Quando, alla fine degli anni Quaranta, lo studente Ludvik Jahn aveva spedito a Marketa una cartolina che si burlava dell’ottimismo comunista, egli non avrebbe mai immaginato che quello stupido scherzo avrebbe dato inizio ad un simile viaggio. Espulso dal partito per iniziativa di Zemanek, persa la possibilità di studiare all’Università e costretto a lavorare in miniera, Ludvik vede la sua vita precipitare rapidamente verso un baratro da cui non riesce ad uscire. Chiuso nella sua incomprensione e obbligato alla finzione sociale della vita quotidiana, egli sembra trovare un varco nella mistica figura di Lucie: i due si innamorano, sono persino invidiati da tutti i compagni del ragazzo. Tuttavia, il loro sentimento non si rivela abbastanza profondo, o forse è troppo nascosto nei recessi profondi per rivelarsi: i due amanti sembrano non riuscire mai a toccarsi davvero, poiché Ludvik sembra non esser in grado di afferrare l’anima paurosa della ragazza e Lucie sembra non esser in grado di abbracciare liberamente il corpo del ragazzo. Incatenati nella loro alterità, i due si lasciano e poco dopo Ludvik va in prigione.

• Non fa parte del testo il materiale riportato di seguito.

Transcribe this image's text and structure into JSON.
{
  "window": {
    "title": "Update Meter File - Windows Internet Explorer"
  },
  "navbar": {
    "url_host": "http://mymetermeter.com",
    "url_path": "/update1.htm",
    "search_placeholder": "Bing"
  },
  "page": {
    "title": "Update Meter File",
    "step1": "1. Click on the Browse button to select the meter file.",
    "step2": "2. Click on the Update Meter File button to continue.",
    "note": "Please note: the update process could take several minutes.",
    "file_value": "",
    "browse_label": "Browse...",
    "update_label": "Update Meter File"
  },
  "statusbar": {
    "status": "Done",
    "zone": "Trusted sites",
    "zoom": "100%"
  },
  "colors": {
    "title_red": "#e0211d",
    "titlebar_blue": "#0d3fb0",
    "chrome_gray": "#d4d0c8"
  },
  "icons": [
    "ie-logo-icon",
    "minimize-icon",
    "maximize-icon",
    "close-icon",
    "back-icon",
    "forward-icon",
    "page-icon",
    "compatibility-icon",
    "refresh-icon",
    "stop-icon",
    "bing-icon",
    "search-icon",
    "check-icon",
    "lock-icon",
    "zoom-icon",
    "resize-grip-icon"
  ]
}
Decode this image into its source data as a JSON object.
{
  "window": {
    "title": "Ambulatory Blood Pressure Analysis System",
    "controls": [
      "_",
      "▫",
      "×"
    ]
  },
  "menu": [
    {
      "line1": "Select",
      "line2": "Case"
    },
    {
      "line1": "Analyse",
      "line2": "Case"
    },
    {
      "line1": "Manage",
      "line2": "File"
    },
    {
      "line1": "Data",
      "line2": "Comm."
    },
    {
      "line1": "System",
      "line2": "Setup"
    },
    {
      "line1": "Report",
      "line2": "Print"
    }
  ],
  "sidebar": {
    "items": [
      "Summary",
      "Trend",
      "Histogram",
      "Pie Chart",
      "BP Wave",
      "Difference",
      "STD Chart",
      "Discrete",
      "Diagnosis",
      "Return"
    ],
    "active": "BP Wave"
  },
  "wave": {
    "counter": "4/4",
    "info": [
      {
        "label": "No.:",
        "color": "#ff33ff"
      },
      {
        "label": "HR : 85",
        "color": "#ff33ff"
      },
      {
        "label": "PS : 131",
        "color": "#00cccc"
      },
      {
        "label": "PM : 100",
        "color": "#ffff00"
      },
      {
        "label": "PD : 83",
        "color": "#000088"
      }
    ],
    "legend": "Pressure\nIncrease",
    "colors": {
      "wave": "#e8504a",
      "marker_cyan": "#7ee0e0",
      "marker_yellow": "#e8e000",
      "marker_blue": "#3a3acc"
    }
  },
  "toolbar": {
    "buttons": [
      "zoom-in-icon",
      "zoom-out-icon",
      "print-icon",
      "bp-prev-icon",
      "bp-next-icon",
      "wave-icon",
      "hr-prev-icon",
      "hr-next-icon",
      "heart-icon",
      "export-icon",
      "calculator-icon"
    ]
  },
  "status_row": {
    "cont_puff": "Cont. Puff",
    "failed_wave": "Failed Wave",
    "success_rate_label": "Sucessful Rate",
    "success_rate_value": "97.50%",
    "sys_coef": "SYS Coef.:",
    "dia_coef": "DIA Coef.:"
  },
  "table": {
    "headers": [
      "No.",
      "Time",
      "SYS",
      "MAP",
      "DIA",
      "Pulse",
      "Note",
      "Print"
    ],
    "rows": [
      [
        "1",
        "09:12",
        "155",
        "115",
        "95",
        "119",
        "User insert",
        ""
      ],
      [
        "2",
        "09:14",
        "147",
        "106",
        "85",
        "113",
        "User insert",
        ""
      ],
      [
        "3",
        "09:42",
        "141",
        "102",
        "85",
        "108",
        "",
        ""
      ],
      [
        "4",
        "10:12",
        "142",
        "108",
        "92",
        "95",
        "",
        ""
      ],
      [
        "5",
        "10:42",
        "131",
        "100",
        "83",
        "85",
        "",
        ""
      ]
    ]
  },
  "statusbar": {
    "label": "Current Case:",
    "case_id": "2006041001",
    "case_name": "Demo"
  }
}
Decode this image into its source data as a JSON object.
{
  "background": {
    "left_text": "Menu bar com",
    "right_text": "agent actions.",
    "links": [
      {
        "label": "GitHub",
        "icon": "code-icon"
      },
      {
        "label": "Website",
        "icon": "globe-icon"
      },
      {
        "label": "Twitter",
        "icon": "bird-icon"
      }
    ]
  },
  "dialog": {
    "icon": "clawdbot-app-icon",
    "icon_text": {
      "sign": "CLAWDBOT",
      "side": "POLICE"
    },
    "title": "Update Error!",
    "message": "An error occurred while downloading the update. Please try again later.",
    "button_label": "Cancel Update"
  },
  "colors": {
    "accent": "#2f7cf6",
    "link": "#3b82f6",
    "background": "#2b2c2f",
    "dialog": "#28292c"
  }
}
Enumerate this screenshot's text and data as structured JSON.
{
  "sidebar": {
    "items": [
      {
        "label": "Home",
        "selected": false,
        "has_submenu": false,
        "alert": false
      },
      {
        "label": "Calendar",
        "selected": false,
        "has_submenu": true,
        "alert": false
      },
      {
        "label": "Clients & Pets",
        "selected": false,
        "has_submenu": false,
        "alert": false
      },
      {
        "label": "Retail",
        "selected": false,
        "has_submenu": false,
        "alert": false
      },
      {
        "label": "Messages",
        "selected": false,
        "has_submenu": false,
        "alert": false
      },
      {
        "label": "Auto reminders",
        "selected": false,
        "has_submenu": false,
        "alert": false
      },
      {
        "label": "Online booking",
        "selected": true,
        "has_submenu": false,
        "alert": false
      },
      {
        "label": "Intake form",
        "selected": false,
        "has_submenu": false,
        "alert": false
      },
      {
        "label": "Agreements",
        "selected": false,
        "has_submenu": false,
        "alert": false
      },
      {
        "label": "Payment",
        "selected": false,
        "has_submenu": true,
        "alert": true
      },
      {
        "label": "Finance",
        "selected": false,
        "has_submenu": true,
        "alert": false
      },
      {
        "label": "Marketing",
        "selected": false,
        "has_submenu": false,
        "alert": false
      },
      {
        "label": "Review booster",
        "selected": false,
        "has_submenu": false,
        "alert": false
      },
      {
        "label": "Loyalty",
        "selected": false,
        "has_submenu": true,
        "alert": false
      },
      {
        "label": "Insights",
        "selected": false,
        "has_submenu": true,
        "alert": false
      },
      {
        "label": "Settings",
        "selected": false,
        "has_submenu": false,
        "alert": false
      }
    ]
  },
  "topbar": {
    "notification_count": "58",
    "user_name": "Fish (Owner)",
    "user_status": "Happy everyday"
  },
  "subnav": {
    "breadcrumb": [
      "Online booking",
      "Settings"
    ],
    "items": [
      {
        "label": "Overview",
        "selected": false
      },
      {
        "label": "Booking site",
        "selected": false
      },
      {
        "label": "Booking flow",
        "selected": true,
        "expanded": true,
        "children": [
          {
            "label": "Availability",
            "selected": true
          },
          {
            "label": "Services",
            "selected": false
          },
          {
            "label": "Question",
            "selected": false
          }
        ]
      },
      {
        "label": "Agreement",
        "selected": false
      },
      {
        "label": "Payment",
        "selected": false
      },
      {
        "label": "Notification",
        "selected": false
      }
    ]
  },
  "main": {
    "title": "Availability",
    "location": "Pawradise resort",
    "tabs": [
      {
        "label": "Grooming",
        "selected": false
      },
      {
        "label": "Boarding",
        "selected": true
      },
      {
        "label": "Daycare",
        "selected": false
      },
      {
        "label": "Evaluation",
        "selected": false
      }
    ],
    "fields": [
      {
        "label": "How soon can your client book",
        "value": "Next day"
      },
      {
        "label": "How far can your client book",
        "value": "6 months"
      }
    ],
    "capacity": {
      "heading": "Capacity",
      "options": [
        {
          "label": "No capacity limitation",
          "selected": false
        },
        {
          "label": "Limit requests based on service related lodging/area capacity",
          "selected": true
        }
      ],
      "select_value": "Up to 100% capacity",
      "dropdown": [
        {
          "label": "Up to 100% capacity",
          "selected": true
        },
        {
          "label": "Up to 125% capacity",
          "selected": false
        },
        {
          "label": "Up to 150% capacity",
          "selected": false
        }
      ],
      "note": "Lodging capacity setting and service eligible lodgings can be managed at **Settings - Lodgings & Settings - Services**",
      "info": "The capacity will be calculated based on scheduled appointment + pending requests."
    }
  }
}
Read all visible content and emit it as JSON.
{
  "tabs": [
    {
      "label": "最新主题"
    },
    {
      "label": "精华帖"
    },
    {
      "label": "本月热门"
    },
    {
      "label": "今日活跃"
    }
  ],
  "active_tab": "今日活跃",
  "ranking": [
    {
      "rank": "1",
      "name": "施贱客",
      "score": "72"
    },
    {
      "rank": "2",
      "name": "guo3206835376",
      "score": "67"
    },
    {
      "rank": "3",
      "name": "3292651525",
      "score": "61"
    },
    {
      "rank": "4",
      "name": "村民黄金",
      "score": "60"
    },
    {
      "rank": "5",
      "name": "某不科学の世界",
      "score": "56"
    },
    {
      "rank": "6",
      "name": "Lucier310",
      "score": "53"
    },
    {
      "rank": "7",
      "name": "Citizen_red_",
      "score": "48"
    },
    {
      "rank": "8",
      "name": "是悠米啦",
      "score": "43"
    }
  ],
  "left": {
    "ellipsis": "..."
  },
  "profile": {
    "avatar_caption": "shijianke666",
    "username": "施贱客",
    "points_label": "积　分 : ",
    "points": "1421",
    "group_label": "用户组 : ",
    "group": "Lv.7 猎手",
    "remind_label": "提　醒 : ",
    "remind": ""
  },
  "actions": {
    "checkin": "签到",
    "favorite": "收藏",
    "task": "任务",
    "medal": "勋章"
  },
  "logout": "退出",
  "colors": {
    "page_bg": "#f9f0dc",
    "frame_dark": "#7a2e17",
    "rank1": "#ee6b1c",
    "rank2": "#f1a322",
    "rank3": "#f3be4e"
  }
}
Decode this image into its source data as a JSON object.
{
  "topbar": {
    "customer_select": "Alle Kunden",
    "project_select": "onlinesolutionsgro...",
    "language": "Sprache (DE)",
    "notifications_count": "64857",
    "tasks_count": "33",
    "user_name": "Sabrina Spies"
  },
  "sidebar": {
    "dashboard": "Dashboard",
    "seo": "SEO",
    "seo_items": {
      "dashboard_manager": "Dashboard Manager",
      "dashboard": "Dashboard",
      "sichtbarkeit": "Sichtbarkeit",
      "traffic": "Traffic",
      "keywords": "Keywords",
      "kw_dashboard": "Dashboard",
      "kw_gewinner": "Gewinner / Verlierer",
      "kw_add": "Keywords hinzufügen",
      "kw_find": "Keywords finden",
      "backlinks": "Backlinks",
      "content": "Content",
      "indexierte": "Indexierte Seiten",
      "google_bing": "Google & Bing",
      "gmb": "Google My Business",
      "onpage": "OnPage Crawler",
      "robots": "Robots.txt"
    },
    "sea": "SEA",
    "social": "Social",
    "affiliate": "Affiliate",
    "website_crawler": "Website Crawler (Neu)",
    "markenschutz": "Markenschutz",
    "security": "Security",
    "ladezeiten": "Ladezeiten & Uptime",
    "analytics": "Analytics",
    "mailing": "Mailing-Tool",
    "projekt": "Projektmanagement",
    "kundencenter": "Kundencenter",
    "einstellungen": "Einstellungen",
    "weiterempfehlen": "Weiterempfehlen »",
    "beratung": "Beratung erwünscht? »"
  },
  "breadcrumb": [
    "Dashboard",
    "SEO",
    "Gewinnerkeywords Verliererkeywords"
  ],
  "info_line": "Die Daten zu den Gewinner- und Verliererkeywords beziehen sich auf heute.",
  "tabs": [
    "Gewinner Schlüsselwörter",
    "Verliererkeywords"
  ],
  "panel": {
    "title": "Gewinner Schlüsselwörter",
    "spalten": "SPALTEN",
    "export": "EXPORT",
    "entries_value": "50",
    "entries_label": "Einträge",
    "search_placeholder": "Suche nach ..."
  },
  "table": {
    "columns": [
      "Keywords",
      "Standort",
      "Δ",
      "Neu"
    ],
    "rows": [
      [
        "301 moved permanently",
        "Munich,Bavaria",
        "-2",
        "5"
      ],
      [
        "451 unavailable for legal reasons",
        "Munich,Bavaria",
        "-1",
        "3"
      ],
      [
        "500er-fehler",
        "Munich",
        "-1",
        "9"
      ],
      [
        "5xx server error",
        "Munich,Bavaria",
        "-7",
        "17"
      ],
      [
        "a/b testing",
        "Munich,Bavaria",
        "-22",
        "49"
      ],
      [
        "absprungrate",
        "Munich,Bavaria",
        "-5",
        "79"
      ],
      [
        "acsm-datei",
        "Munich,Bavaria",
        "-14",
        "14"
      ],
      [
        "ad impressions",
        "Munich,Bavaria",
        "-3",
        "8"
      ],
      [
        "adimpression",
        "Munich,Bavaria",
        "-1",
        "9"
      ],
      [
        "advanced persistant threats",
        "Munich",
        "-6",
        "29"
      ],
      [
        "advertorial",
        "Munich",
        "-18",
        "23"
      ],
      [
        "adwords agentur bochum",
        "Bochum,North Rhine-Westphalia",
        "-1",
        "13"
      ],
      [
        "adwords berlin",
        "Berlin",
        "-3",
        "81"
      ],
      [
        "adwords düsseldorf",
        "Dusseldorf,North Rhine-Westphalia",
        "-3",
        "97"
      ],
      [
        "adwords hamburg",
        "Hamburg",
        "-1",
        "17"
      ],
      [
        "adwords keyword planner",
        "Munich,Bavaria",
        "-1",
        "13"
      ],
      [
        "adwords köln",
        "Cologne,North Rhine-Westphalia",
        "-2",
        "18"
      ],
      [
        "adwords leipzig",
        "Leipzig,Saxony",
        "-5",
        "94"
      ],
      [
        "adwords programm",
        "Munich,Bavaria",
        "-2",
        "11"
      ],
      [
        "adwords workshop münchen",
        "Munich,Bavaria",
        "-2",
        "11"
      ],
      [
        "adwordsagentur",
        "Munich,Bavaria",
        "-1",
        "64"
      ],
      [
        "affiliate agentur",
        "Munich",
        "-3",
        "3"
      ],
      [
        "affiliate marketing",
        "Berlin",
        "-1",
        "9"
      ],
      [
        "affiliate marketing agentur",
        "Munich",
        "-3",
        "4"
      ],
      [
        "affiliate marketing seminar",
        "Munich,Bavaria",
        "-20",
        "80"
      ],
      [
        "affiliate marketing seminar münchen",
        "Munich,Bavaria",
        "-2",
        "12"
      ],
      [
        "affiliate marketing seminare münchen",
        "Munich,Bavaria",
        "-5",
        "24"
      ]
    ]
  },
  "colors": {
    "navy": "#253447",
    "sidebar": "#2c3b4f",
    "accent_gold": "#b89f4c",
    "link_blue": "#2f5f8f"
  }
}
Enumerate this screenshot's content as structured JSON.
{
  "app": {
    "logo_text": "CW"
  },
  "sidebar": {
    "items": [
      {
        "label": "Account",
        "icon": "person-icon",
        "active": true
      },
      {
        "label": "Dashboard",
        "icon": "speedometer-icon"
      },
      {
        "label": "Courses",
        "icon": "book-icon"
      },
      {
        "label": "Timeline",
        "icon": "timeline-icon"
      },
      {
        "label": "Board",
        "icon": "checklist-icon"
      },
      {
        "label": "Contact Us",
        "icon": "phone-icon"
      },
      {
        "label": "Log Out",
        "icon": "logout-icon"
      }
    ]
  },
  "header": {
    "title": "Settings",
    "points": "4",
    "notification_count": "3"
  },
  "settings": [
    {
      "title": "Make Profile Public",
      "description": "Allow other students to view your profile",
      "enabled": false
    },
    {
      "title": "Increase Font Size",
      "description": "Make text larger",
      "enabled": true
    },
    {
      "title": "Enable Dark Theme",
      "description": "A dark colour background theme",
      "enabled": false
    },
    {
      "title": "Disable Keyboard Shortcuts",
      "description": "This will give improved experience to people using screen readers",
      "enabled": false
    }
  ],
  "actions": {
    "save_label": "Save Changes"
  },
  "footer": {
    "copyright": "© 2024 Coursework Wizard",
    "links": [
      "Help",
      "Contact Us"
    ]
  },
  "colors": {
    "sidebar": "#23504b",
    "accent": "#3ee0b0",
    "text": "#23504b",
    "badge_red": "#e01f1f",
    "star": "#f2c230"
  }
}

I due si incontreranno di nuovo molti anni dopo, negli anni Sessanta, ma sarà solo un attimo fugace, senza ripercussioni. I due sono ormai troppo diversi e Ludvik, tornato al suo paese, viene in contatto con voci che ci erano state già sporadicamente presentate nella prima parte del romanzo. Anche qui abbiamo una storia d’amore, ma la situazione, rispetto alla storia con Lucie, è nettamente differente. Il giovane seduce infatti Helena, la moglie insoddisfatta del suo vecchio nemico Zemanek, col solo scopo di vendicarsi di quest’ultimo. Tuttavia, sembra intervenire un nuovo scherzo del destino: non solo la vendetta risulta un fallimento, essendo anche il rivale ormai disinteressato alla moglie, ma si rivela persino una beffa, poiché la donna si innamora di lui, giungendo ad un tragicomico tentativo di suicidio, scongiurato ancora dal caso.
“Ma allora, chi aveva sbagliato? La storia stessa? Quella divina, quella razionale? Ma perché, in fondo, considerarli suoi errori? Appare così solo alla mia ragione umana, ma se la storia ha realmente una ragione, perché mai dovrebbe essere una ragione che si preoccupa della comprensione umana, una ragione con la serietà di un professore? E se la storia scherzasse? E in quel momento mi resi conto di quanto fosse impotente il mio desiderio di revocare il mio scherzo, quando io stesso e tutta la mia vita eravamo compresi in uno scherzo molto più vasto (per me senza fine) assolutamente irrevocabile.”
Nel finale, dunque, Ludvik torna da un vecchio amico incontrato poco prima, Jaroslav: anche costui, nella ricchezza e nella prosperità, aveva visto deluse tutte le sue aspettative nel figlio e aveva visto crollare tutto quanto aveva cercato di costruire con buone intenzioni. L’indecifrabilità del caso e dei suoi eventi spinge i due amici a riunirsi. Ludvik decide dunque di abbandonare le sue domande irrisolte e le sue turbe mentali, riscoprendo sé stesso nelle sue radici, nei valori che aveva sempre allontanato da sé, nella troppo scontata semplicità di una vita fatta di musica e feste:
“All'improvviso mi venne voglia di mandare tutto al diavolo. Di andare via e smetterla di preoccuparmi di tutto. Non voglio più restare in questo mondo di cose materiali che non capisco e che mi ingannano. Esiste anche un mondo diverso. Un mondo nel quale mi sento a casa e nel quale mi ritrovo.”
Quando tutto sembra volgere per il meglio interviene ancora un nuovo scherzo del caso: alla vista dei giovani ubriachi e festaioli, Jaroslav è preso da una disperazione che ben presto si traduce in un malore. Così, tra l’incipiente riscoperta di sé di Ludvik e l’incapacità di lasciarsi cadere nell’oblio di Jaroslav, si chiude il romanzo, lasciando aperte tutte le domande sul rapporto tra l’uomo e la Storia, tra l’uomo e la vita, tra l’uomo e il caso.